The stakes are high for children in care who have already been through difficulties at home.
“One in three children in care has changed placements at least once,” Blülle explained. “We know from research into attachment that babies and small children suffer negative consequences from broken relationships with their main carers. The effects on older children and adolescents have hardly been researched.”
“These are children who have often been through very difficult experiences. We have to give the foster families support, they can’t be expected to rely on intuition to deal with serious problems,” he added.
More
‘There is no such thing as a difficult child’
Support
The good models show that providing the right kind of support works. Blülle refers to Kaltenrieder’s Integration foundationExternal link in Emmental, a placement organisation for children with learning and behavioural problems which also provides remedial teaching and therapies.
“Families with Integration can call 24 hours a day if they need to, are encouraged to report problems, identity problems early and solve conflicts,” Blülle said.
Of more than 100 children placed by Integration over 15 years, there were only four cases where the relationship with the foster family broke down.
That Switzerland with its highly federalist structure has a patchwork of services covering children in care is not surprising.

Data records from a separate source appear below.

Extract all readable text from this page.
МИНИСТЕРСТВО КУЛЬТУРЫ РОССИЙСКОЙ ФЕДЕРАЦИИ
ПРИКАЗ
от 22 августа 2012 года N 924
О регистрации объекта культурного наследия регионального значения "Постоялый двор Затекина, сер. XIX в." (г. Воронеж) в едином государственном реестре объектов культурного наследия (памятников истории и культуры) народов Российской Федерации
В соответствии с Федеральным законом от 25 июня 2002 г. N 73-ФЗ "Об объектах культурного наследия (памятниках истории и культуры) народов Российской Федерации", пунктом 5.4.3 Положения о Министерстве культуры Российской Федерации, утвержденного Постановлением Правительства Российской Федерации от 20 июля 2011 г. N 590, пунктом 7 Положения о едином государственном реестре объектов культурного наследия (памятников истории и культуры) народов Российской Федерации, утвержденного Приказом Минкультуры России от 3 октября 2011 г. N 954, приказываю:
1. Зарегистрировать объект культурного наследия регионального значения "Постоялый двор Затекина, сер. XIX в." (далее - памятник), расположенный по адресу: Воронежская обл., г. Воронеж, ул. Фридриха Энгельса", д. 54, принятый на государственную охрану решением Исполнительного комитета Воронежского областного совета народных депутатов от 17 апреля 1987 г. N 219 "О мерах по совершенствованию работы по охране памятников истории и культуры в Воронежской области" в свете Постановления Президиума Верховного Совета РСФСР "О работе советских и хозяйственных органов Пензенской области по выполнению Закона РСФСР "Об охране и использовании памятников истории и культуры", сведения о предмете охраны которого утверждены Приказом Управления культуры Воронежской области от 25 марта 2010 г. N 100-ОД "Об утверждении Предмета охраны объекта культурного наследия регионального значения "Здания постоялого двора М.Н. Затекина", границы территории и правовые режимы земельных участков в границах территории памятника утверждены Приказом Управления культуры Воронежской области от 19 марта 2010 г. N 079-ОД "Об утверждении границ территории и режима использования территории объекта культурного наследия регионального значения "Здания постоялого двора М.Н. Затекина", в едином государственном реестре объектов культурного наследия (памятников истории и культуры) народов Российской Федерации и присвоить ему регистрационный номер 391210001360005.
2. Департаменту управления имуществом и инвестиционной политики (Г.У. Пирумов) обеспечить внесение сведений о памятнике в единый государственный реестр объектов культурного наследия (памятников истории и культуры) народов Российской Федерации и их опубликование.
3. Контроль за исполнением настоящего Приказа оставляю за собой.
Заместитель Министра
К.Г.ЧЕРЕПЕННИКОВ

Health, education and social welfare are cantonal matters and different models have developed in different cantons.
Ferroni believes that the implementation by the cantons of the new foster care regulations, as well as the new Adult and Child Protection Law will be sufficient to raise standards nationwide to a good level within five years.
“These legal instruments were urgently needed and I assume that the cantons are taking it seriously and implementing the regulations as soon as possible for the wellbeing of the children and their development chances,” he said.